Kemudian terdengar suara yang menyambut pria tampan dan rombongannya tersebut dengan ramah.
“Selamat datang di Raging Iron, Tuan Nara Satya.” Ucap seorang wanita berambut coklat kemerahan.
“Kamu tahu namaku?” Ucap Nara dengan tak acuh.
“Tentu saja, Anda adalah penguasa kota Dwarf sekarang.” Ucap wanita berambut coklat kemerahan.
“Begitu.” Ucap Nara dengan tak acuh.
“Jadi, apa yang membawa Anda ke toko kecil saya?” Ucap wanita tersebut dengan ramah.
“Aku sedang mencari senjata.” Ucap Nara dengan tak acuh.
“Kalau begitu Anda datang di tempat yang tepat.” Ucap wanita tersebut dengan senang.
“Apa yang kamu miliki, Nona?” Ucap Nara dengan tak acuh.
“Anda bisa memanggilku Grace Bile. Anda bisa melihat terlebih dahulu.” Ucap Grace dengan tersenyum.
“Baiklah, kalian juga lihat-lihatlah. Bila ada yang cocok aku akan membelikannya.” Ucap Nara dengan tak acuh.
“Baik, Tuan Nara.” Ucap rombongan Nara dengan bersemangat.
Terutama Joy, hanya dirinya yang tidak memiliki senjata yang cocok untuknya.
“Anda Tuan yang baik, Tuan Nara.” Ucap Grace dengan tersenyum.
“Dia wanita yang aneh.” Ucap Nara dalam pikirannya.

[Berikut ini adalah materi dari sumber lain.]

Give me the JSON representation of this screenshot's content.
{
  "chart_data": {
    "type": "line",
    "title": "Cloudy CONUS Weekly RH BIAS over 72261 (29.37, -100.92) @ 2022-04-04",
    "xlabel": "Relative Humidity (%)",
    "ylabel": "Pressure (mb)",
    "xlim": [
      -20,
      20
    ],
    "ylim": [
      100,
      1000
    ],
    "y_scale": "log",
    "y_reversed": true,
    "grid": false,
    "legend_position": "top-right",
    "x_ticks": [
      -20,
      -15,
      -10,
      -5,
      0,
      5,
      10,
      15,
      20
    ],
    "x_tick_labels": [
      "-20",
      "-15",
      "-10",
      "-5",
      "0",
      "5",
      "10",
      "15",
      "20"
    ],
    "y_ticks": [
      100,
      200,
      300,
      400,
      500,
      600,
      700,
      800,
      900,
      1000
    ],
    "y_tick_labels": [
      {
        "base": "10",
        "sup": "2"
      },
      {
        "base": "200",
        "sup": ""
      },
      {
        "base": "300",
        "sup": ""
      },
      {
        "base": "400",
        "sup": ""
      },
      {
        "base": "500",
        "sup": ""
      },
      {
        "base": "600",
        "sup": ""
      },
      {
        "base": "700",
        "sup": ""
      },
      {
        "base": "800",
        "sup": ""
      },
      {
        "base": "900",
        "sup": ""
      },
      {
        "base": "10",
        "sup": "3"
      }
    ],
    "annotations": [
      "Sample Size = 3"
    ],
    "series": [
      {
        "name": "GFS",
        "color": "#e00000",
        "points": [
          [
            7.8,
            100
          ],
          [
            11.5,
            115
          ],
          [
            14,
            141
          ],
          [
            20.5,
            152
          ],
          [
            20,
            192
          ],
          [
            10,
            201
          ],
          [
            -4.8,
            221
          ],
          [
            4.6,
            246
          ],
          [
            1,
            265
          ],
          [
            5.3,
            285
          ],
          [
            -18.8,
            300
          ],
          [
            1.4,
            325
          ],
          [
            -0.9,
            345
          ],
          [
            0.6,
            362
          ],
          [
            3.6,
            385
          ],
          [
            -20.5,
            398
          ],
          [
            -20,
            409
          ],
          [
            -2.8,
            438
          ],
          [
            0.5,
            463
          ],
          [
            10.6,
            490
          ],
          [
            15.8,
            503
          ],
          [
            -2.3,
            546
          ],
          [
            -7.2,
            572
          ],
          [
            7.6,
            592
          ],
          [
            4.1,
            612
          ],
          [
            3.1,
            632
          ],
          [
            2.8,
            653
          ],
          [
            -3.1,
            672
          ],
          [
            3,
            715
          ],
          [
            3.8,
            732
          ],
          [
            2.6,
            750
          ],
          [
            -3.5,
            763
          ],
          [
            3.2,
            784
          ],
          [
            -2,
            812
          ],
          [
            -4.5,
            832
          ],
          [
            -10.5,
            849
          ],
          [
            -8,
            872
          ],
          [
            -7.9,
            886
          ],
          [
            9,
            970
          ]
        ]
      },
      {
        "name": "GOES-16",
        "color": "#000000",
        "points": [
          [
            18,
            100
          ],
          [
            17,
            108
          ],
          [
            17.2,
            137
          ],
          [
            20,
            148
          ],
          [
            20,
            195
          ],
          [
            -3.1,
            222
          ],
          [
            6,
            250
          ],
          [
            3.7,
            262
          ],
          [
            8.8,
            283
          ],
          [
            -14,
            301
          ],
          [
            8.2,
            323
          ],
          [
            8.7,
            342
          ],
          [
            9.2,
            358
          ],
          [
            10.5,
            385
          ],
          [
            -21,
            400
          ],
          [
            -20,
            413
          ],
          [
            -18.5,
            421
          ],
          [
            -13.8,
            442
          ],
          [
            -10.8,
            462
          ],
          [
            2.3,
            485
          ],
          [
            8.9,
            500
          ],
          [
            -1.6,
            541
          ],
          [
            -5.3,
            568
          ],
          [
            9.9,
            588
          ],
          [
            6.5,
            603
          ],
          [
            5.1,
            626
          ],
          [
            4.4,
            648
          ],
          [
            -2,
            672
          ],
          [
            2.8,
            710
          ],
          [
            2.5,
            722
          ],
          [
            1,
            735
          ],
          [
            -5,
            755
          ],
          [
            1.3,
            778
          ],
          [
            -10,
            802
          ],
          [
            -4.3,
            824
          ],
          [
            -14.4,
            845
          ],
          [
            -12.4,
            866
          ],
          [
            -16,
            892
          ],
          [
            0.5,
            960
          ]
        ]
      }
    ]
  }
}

Nara tidak menghiraukan dan mulai melihat-lihat senjata yang ada di toko Raging Iron milik Grace Bile seorang wanita yang menurut Nara dia wanita yang aneh.
...—–—...
Saat Nara melihat-lihat, sebuah belati yang seharusnya berada di dalam cincin dimensi Nara.
Tiba-tiba keluar dan terbang ke arah salah satu etalase yang berisi sarung pedang yang berukuran pendek.
“Pyaar”
Belati tersebut terus terbang hingga memecahkan etalase kaca tersebut.
Dan belati tersebut melayang di atas sarung pedang tersebut dan kemudian masuk ke dalamnya.
Setelah itu belati yang telah masuk ke dalam sarung pedang diam seperti belati bisa tanpa ada yang terjadi.
...—–—...
Kemudian setelah beberapa saat, muncullah Grace menghampiri Nara yang terlihat tak acuh sambil melihat belati yang tiba-tiba menjadi tenang.
“Akhirnya dia kembali, Keris Avarus.” Ucap Grace dengan tenang.
“Kamu tahu tentang belati itu?” Ucap Nara dengan tak acuh.
“Tentu saja, saya yang membuat belati tersebut.” Ucap Grace dengan santai.
“Kamu yang membuat belati tersebut?” Ucap Nara dengan penasaran.
“Benar.” Ucap Grace dengan santai.
“Sebenarnya siapa kamu?” Ucap Nara dengan serius sambil menatap Grace.
“Saya adalah seorang Dwarf.” Ucap Grace dengan santai.
Mendengar ucapan Grace, Nara diam dan menatap tajam ke arahnya.
“He-he.” Ucap Grace dengan canggung.